Willets are seemingly inconspicuous shorebirds that are easily ignored by the general beach going populace. Chances are if you’ve seen a wedding photo on the beach there is probably a Willet skirting the shoreline behind the bride and groom.
Willets (Tringa semipalmata) are often the bird that some kid on the beach is throwing shells at because the bird ignored the bread thrown at it. (Don’t do it kids, especially if my sister is around. She will throw shells back at you.) Willets have more class than to beg like gulls. Come on kids. They eat tube worms, aquatic insects, mollusks and fish.
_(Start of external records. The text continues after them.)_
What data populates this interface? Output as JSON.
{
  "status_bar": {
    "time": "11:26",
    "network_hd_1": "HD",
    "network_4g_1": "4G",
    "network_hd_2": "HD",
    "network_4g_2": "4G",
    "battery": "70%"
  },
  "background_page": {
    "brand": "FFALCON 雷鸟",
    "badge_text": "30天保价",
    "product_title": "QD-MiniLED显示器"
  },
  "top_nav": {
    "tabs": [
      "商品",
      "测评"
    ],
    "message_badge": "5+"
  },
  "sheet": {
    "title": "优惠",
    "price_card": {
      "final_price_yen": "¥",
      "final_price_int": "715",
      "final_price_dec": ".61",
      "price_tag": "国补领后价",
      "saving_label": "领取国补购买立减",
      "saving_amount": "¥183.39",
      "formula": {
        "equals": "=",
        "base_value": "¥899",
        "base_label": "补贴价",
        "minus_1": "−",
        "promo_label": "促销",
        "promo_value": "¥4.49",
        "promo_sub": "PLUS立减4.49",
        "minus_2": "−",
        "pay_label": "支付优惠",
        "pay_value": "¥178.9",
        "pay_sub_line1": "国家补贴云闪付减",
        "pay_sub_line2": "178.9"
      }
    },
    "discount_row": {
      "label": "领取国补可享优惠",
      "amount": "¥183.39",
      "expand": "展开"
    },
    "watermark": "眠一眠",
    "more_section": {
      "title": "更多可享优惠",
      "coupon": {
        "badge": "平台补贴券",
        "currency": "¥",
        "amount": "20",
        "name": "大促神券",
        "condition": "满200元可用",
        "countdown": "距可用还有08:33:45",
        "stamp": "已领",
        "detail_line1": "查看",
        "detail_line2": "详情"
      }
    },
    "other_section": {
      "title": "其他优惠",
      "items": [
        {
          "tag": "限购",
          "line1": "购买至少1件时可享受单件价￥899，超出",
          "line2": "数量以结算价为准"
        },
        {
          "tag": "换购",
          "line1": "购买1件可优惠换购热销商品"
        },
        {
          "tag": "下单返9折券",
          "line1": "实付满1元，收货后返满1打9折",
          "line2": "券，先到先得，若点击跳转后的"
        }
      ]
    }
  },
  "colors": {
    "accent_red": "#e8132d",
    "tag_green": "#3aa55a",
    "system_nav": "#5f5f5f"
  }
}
To most people a Willet is just a drab-colored shorebird, but when it takes flight it has a striking and very obvious white and black color pattern on the underwing that makes identifying and enjoying a bit easier. The pattern isn’t just for our benefit, a flash of wing helps Willets indentify each other from other shorebird species. The preening Willet in the photo is showing a bit of the black and white in the lower right block.
Willets are monogamous during the breeding season. They split time between the Atlantic coast of South America and the east and west coasts of
North America. While they grace our
beaches, the males and females tend to nest in the vegetation near the shore.
The nest is a well-hidden/conspicuous nest which is to say the nest itself is
hidden among the reeds and grasses while a tunnel to the nest is more obvious.
The onomatopoetic name Willet is just one of the various calls the bird makes. It sounds very much like the soothing white-noise “ocean” sounds on my baby’s mobile. Will Will Willet. Will Will Willet.
Males help incubate the eggs and feed the young. Despite their mate fidelity, the females take off two weeks before the chicks fledge, leaving the last of the rearing to the male. I don’t know why this is, but with my own 6 month old at home, the thought of it makes me nervous.